Yes people, I am on medication. Zoloft is my bestest friend ever.
It doesn't really matter that this moments are rare. It doesn't matter that 99.8% of the time, I go about my life, eating, shitting, talking, praying, laughing, and loving. One single evening, like tonight, where the issues converge by a chance moment and grow into something so unwieldy, uncomfortable, and avoidable, is so not worth it.
Maybe six months or a year from now, I will have done enough internal work that I can once again open myself up to deeper physical connections with negative folks. Perhaps I will get over whatever it is in my life that will not allow me to see, own, and be responsible for just my actions and not the actions of folks with whom I have connected, but that day is not today.
But I also refuse to walk away from being a sexual being. That is what so many would have us do, stripping an integral part of our humanity away from ourselves or boxing in our choices for us. Also, it is what so many of us living with HIV do to ourselves, denying that we are inherently sexual beings and that having a sex life is critical to being a healthy person.
Dealing with the mental health impacts of meth use is no joke people. Struggling with addiction is no joke people. And living with HIV isn't either.
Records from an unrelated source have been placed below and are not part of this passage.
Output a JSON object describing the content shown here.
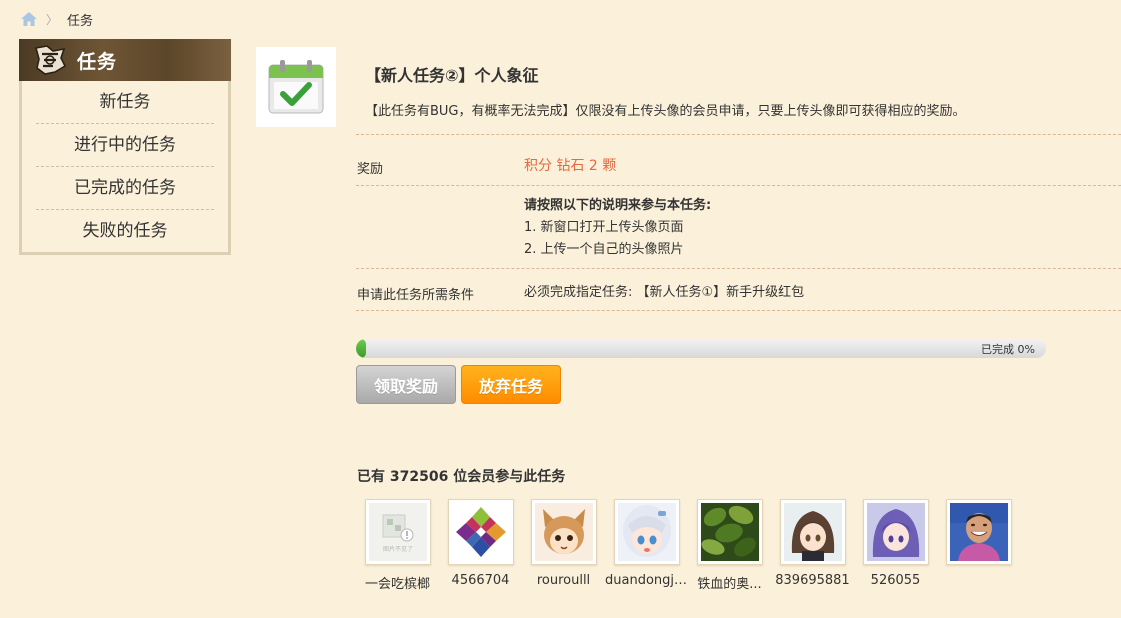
{
  "breadcrumb": {
    "current": "任务"
  },
  "sidebar": {
    "title": "任务",
    "items": [
      {
        "label": "新任务"
      },
      {
        "label": "进行中的任务"
      },
      {
        "label": "已完成的任务"
      },
      {
        "label": "失败的任务"
      }
    ]
  },
  "task": {
    "title": "【新人任务②】个人象征",
    "description": "【此任务有BUG，有概率无法完成】仅限没有上传头像的会员申请，只要上传头像即可获得相应的奖励。",
    "reward_label": "奖励",
    "reward_value": "积分 钻石 2 颗",
    "instructions_heading": "请按照以下的说明来参与本任务:",
    "instructions": [
      "1. 新窗口打开上传头像页面",
      "2. 上传一个自己的头像照片"
    ],
    "condition_label": "申请此任务所需条件",
    "condition_value": "必须完成指定任务: 【新人任务①】新手升级红包"
  },
  "progress": {
    "percent": 0,
    "text": "已完成 0%"
  },
  "buttons": {
    "claim": "领取奖励",
    "abandon": "放弃任务"
  },
  "participants": {
    "text": "已有 372506 位会员参与此任务"
  },
  "members": [
    {
      "name": "一会吃槟榔",
      "avatar": "broken-image-placeholder",
      "placeholder_text": "图片不见了"
    },
    {
      "name": "4566704",
      "avatar": "colorful-geometric-logo"
    },
    {
      "name": "rouroulll",
      "avatar": "anime-fox-girl"
    },
    {
      "name": "duandongjiemcyutingli...",
      "avatar": "anime-white-hair-girl"
    },
    {
      "name": "铁血的奥...",
      "avatar": "green-leaves"
    },
    {
      "name": "839695881",
      "avatar": "anime-brown-hair-girl"
    },
    {
      "name": "526055",
      "avatar": "anime-purple-hair-girl"
    },
    {
      "name": "",
      "avatar": "smiling-man-photo"
    }
  ],
  "colors": {
    "accent_orange": "#ff8c00",
    "reward_text": "#e66a3f",
    "background": "#fbf1da"
  }
}
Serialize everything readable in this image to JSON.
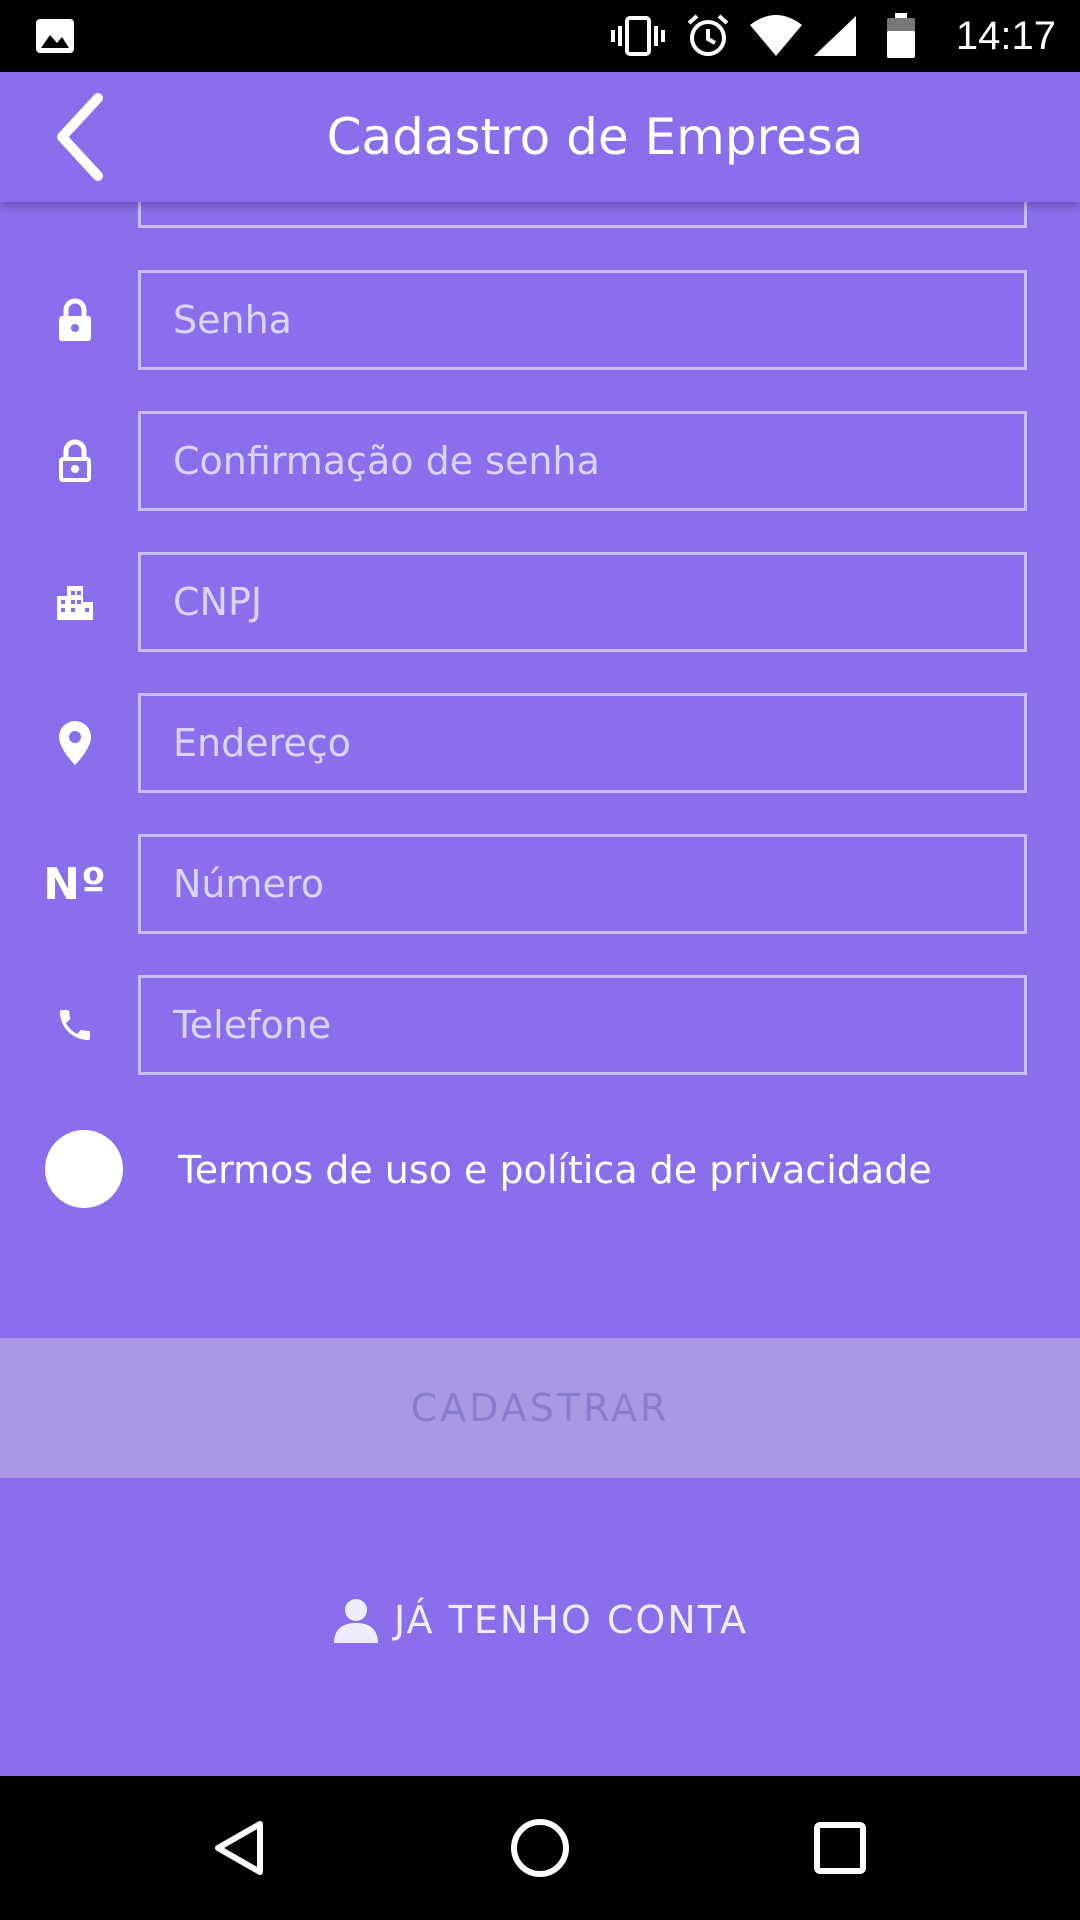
{
  "status_bar": {
    "time": "14:17"
  },
  "app_bar": {
    "title": "Cadastro de Empresa"
  },
  "form": {
    "fields": [
      {
        "name": "password",
        "placeholder": "Senha",
        "icon": "lock-icon"
      },
      {
        "name": "password-confirm",
        "placeholder": "Confirmação de senha",
        "icon": "lock-open-icon"
      },
      {
        "name": "cnpj",
        "placeholder": "CNPJ",
        "icon": "building-icon"
      },
      {
        "name": "address",
        "placeholder": "Endereço",
        "icon": "location-pin-icon"
      },
      {
        "name": "number",
        "placeholder": "Número",
        "icon_text": "Nº"
      },
      {
        "name": "phone",
        "placeholder": "Telefone",
        "icon": "phone-icon"
      }
    ],
    "terms_label": "Termos de uso e política de privacidade",
    "terms_checked": false
  },
  "buttons": {
    "register": "CADASTRAR",
    "have_account": "JÁ TENHO CONTA"
  },
  "colors": {
    "background": "#8a6eeb",
    "field_border": "#c8bcf5",
    "register_disabled": "#a999e5"
  }
}
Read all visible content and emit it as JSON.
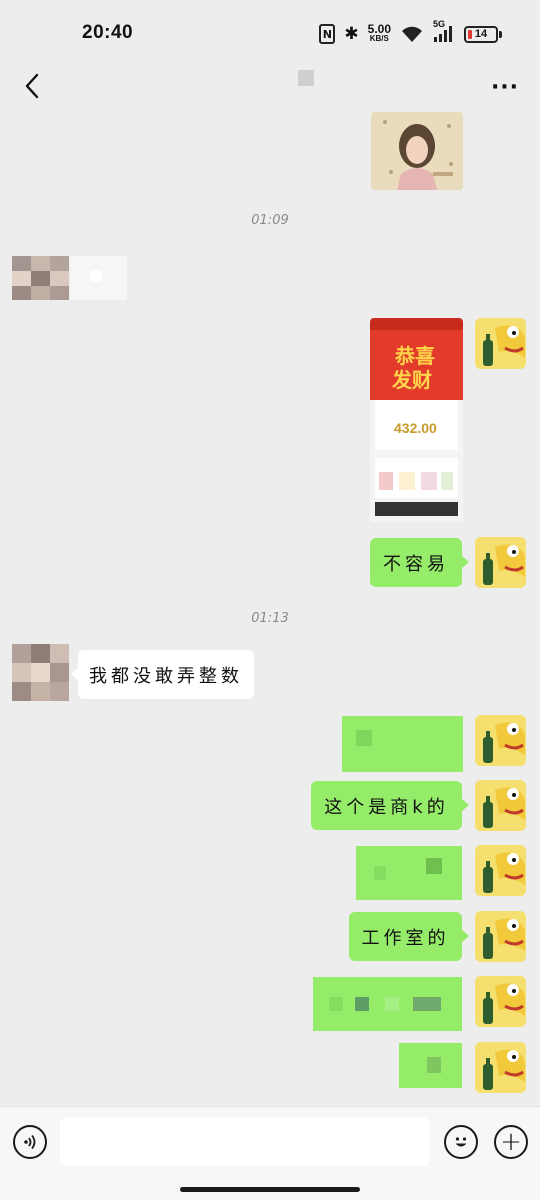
{
  "status_bar": {
    "time": "20:40",
    "nfc_label": "N",
    "bluetooth_glyph": "✱",
    "net_speed_value": "5.00",
    "net_speed_unit": "KB/S",
    "network_type": "5G",
    "battery_level": "14",
    "battery_fraction": 0.14,
    "battery_low_color": "#e53935"
  },
  "header": {
    "back_icon": "chevron-left-icon",
    "more_icon": "more-dots-icon",
    "more_glyph": "···"
  },
  "chat": {
    "timestamps": [
      "01:09",
      "01:13"
    ],
    "messages": [
      {
        "sender": "me",
        "type": "image",
        "content": "sticker-image"
      },
      {
        "sender": "other",
        "type": "text",
        "content": ""
      },
      {
        "sender": "me",
        "type": "image",
        "content": "red-packet-screenshot"
      },
      {
        "sender": "me",
        "type": "text",
        "content": "不容易"
      },
      {
        "sender": "other",
        "type": "text",
        "content": "我都没敢弄整数"
      },
      {
        "sender": "me",
        "type": "text",
        "content": ""
      },
      {
        "sender": "me",
        "type": "text",
        "content": "这个是商k的"
      },
      {
        "sender": "me",
        "type": "text",
        "content": ""
      },
      {
        "sender": "me",
        "type": "text",
        "content": "工作室的"
      },
      {
        "sender": "me",
        "type": "text",
        "content": ""
      },
      {
        "sender": "me",
        "type": "text",
        "content": ""
      }
    ],
    "red_packet": {
      "banner_line1": "恭喜",
      "banner_line2": "发财",
      "amount": "432.00"
    },
    "bubble_color_me": "#95ec69",
    "bubble_color_other": "#ffffff"
  },
  "input_bar": {
    "placeholder": "",
    "voice_icon": "voice-icon",
    "emoji_icon": "emoji-icon",
    "plus_icon": "plus-icon",
    "plus_glyph": "+"
  }
}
And, just to answer a question that has been asked by more than one person, "Why/How do you write about some of the things you write about so openly," and the answer is so simple: I am not the only person that is going through this in the world.
We hide anything to do with mental health. We pretend it doesn't exist. We judge and look down on anyone that openly acknowledges that they are living with a mental health diagnosis. I don't have to tell you that addicts are dehumanized (and we won't talk about the fact that 75% of all queer people are either active or recovering addicts or alcoholics). We do the same thing to people living with HIV.
And, because of the work I have done or the way people perceive me or the way I project myself or the education I have or the opportunities I have had, when I talk about my struggles as openly and candidly as I can, it puts a different mental image in peoples heads about who it is that lives and works and even thrives living with addiction, HIV, and mental health diagnosis (temporary or otherwise). It also lets people know that living is work and growing is work and sometimes it is hard work.
So I try to struggle openly. I try to share what I've attempted and how it turned out...whether it is a recipe gone wrong or a date gone wrong. Just like with queer folks, the more of us that are living with HIV, addiction, and mental health diagnosis come out of our closest, the easier it will be for those that come after us to live better, healthier, and less stigmatized lives.